Seu uso pode provocar aumento de bilirrubina, ferro e ácido úrico (Spinosa et al., 1999).
Animais com ribavirina em seu protocolo apresentaram queda acentuada na concentração de
hemoglobina. Atualmente a ribavirina tem sido associada ao uso do dimetil-sulfóxido (DMSO)
de forma intravenosa, diluído em solução de cloreto de sódio (NaCl) a 0,9%, ambos por 15
dias, sendo que desta forma, permite que ocorra maior difusão tecidual do fármaco, além de
potencializar a ação antiviral da ribavirina (Torres & Ribeiro, 2012; Viana & Teixeira, 2015).

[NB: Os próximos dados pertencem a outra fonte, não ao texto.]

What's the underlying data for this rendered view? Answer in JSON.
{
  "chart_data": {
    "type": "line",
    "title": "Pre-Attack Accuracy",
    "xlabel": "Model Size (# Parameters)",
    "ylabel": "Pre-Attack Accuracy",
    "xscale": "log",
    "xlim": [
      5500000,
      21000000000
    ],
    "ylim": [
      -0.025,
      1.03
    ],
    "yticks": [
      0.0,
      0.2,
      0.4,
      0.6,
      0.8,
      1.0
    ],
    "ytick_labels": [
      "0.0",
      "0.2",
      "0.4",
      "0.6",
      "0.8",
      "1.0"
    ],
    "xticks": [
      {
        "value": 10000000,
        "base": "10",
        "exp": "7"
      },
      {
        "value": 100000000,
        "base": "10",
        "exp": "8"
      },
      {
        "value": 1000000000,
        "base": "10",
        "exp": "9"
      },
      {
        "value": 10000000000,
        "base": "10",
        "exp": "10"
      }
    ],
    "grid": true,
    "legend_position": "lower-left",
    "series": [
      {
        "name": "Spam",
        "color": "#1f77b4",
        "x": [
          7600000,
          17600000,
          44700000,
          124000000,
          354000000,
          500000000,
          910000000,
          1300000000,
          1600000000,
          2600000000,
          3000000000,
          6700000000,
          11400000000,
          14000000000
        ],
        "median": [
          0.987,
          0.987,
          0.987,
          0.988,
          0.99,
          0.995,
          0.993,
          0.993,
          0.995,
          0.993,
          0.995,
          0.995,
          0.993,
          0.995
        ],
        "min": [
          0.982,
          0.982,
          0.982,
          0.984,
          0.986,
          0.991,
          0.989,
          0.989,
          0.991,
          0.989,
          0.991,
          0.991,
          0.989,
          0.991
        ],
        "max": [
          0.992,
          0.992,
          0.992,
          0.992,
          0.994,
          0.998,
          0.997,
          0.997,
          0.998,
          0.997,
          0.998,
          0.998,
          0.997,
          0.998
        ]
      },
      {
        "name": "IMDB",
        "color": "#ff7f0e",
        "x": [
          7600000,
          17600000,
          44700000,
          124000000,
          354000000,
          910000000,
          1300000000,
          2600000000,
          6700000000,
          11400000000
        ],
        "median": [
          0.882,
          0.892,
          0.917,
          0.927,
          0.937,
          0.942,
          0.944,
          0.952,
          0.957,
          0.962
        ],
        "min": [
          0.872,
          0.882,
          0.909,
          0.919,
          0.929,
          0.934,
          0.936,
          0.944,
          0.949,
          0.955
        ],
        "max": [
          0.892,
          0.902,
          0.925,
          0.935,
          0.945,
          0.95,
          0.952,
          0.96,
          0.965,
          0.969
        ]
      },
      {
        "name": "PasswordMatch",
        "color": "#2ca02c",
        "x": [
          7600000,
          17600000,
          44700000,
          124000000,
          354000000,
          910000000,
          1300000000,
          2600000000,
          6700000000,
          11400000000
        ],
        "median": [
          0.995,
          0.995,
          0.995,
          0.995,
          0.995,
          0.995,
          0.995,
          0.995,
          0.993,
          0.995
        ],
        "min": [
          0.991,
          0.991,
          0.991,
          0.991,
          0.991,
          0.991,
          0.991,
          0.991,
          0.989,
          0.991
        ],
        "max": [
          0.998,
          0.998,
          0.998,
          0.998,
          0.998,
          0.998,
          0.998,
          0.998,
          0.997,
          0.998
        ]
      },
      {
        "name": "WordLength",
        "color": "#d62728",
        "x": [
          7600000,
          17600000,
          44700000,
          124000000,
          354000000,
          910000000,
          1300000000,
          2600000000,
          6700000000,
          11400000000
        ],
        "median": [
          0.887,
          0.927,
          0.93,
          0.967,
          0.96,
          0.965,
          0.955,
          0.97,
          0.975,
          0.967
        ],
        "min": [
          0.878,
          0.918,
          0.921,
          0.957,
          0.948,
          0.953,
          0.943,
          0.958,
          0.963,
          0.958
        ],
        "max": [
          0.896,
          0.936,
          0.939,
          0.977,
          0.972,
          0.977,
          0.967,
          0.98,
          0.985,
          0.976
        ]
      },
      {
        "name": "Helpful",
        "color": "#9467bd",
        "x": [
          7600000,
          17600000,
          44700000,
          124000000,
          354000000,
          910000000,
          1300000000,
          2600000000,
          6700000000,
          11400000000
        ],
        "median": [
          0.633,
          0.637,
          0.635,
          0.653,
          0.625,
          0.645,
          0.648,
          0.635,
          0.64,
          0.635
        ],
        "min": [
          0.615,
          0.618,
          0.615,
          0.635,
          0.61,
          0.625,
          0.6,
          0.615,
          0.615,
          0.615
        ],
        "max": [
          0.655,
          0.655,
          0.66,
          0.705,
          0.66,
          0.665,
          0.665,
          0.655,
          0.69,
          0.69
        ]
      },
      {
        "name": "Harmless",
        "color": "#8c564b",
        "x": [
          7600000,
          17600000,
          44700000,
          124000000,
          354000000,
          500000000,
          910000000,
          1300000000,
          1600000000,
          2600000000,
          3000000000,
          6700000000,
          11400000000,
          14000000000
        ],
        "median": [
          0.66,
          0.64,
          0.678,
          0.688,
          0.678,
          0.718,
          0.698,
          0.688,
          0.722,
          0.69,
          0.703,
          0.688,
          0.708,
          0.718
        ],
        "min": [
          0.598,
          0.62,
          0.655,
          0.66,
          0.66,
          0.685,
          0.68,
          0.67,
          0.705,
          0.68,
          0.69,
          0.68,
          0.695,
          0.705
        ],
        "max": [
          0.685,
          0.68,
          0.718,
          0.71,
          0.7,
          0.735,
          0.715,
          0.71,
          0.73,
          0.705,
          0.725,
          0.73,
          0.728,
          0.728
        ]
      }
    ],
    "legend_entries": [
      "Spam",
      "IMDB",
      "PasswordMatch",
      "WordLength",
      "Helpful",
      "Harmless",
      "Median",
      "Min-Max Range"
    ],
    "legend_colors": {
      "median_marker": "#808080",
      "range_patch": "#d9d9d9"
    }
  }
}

A acupuntura e fisioterapia são uma das mais antigas formas de tratamento clínico, e vem
sendo empregadas para melhora da qualidade de vida dos animais acometidos pelo CDV,
sendo assim, se é indicado principalmente para o tratamento de sequelas neurológicas que
podem permanecer após o animal se recuperar da infecção (MORAES,2013).
- Prevenção (se houver)

As medidas de controle para interromper a contaminação pela cinomose são desinfecção do


local onde mantinha-se o animal contaminado, isolamento do animal infectado e o principal
seria a vacina contra a cinomose canina, sendo o melhor método para a prevenção do
acometimento da doença, uma vez que a ausência de vacinação pode aumentar
exponencialmente a ocorrência da infecção em cães. (MARTINS; LOPES; FRANÇA,2009).

Prefere-se a administração de vacinas em que o vírus encontra-se vivo e polivalentes para a


prevenção da cinomose, sendo que a mesma possui agentes que previnem outras doenças,
como leptospirose (a vacina polivalente V10 protege contra quatro subtipos de leptospirose),
parvovirose, hepatite infecciosa canina, coronavirose, adenovirose, parainfluenza canina.
Deve-se atentar ao estado imunológico do paciente, uma vez que a vacinação pode não ter
resultado caso existam anticorpos maternos ainda presentes ou tenha ocorrido falha vacinal
(Gutiérrez et al., 2015). O neonato que recebe colostro da mãe tem imunidade entre uma a
quatro semanas, devendo-se iniciar o protocolo de vacinação após esse período. Geralmente a
primeira dose da vacina é realizada entre 6 a 8 semanas de vida, com aplicação de reforço com
mais duas doses após 3 a 4 semanas após a primeira aplicação (Greene & Vandevelde, 2015).

A imunidade da vacinação contra cinomose é longa e duradoura, mesmo que casos como falha
vacinal possam ocorrer, recomendam-se reforços de vacinação a cada um a três anos,
dependendo do nível do risco de exposição e conduta veterinária (BICHARD, SHERING,2003).